この式で考えたときに、購入価格は過去のものなので変化せず固定です。また、これには購入時にかかった諸費用を含めて考える必要があります。
想定売却価格は、そのときの市場情勢にもよりますが、家賃収入を踏まえた収益還元法で、いくらぐらいで売却できるかを想定しておきましょう。
そしてインカムゲイン収入をプラスするということが含み益の概念として大きな要素です。折れ線グラフで考えるとわかりやすいと思いますが、文章で表現する必要があるので、頭の中で折れ線グラフをイメージしてください。
スタート地点は、想定売却価格=購入価格として、インカムゲイン収入は0です。

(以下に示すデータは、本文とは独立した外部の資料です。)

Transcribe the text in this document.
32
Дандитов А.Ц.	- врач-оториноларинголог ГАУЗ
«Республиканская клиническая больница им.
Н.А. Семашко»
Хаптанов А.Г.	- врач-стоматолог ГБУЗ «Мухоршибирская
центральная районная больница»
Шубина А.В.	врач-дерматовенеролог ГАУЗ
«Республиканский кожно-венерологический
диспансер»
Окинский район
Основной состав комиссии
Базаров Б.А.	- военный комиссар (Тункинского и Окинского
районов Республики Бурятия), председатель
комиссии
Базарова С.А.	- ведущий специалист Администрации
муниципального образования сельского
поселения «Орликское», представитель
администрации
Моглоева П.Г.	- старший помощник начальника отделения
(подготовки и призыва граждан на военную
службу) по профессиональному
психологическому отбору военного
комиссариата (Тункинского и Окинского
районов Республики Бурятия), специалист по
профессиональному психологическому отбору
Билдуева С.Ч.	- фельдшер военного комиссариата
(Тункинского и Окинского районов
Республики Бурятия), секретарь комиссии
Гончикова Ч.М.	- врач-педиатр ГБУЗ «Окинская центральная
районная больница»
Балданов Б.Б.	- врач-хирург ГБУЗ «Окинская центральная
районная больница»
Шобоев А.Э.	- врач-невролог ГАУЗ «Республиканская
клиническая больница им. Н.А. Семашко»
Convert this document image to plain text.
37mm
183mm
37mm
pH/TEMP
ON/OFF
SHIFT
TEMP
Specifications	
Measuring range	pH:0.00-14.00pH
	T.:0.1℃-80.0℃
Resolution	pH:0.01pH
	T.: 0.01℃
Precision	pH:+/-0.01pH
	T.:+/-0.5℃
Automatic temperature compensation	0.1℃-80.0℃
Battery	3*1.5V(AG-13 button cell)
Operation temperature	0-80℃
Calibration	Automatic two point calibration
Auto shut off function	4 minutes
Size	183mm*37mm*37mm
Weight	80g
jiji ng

しかし時間をかけていくことによって、仮に想定売却価格が徐々に下がってきたとしても、毎月のインカムゲイン収入を得ることで実質的に含み益が拡大していくイメージです。グラフでいうと、想定売却価格の線と損益分岐線の幅が徐々に広がっていくイメージです。
このインカムゲイン収入は、毎月余るキャッシュフローとして考えても良いし、借入をしてその物件を運用している場合は、借入の残債の減少として考えても良いです。
購入時にどんな物件でも諸費用が必ず発生しているので、これをカバーする金額で売却しなければならないということが重要です。
なお、一般的には、築年数がある程度経って物件価格や家賃収入の金額の下落がそんなに大きくない物件のほうが、この含み益の概念は活用しやすいことが多いです。新しい物件や立地が劣る物件ほど、物件価格や家賃収入の金額の下落が大きいからです。
何年後にいくらで売却するか、という出口戦略を描いた上で購入する物件の選定もしていくことが投資の成功の鍵ですね。